Another common misconception is what actually qualifies as wildlife. In many cases the kind of wildlife a homeowner wants to attract to a habitat will depend on the size and location of the yard. A small habitat that measures only 10 x 12 ft. will probably not be suitable for a family of raccoons but might be; appropriate for a variety of songbirds and butterflies. A larger habitat may well be able to accommodate larger animals including squirrels, opossum and maybe in some cases even foxes. Look at your potential habitat and plan it to attract the wildlife you are comfortable with.

Finally, the purpose of creating a backyard habitat is not to just simply feed animals and contribute to an unnaturally high and unsustainable population of certain animals (i.e. Muscovy Ducks, Raccoons, etc.). The purpose of creating a wildlife; habitat is to create an environment that mimics a natural environment as closely as possible. This means that animals visiting the habitat will have opportunity to find what they need but they will still have to work for it. In other words, simply placing a bird feeder in the backyard and putting bird seed on it does not qualify as wildlife habitat.
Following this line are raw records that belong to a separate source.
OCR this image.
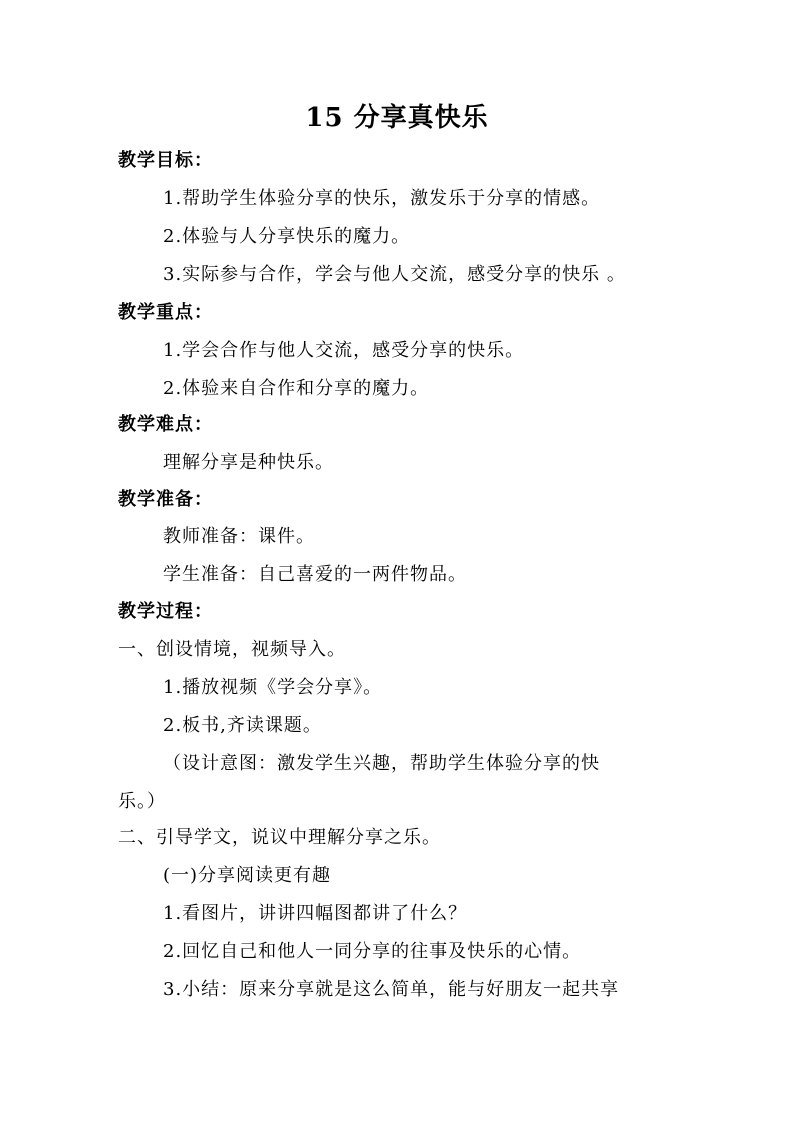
15 分享真快乐
教学目标：
1.帮助学生体验分享的快乐，激发乐于分享的情感。
2.体验与人分享快乐的魔力。
3.实际参与合作，学会与他人交流，感受分享的快乐 。
教学重点：
1.学会合作与他人交流，感受分享的快乐。
2.体验来自合作和分享的魔力。
教学难点：
理解分享是种快乐。
教学准备：
教师准备：课件。
学生准备：自己喜爱的一两件物品。
教学过程：
一、创设情境，视频导入。
1.播放视频《学会分享》。
2.板书,齐读课题。
（设计意图：激发学生兴趣，帮助学生体验分享的快
乐。）
二、引导学文，说议中理解分享之乐。
(一)分享阅读更有趣
1.看图片，讲讲四幅图都讲了什么？
2.回忆自己和他人一同分享的往事及快乐的心情。
3.小结：原来分享就是这么简单，能与好朋友一起共享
Food can take on many different forms depending on what kind of wildlife is being targeted. The simplest form and in many cases the appropriate form of wildlife habitat would be a butterfly garden. Butterfly gardens are relatively simple and inexpensive to create. In addition to attracting butterflies and being able to follow the entire life-cycle from egg through caterpillar to chrysalis and adult butterfly these gardens also frequently attract birds that either feed on the various stages of butterflies or on fruits and berries produced by the butterfly plants. An added bonus is that often the appropriate nectar plants for butterflies also attract hummingbirds!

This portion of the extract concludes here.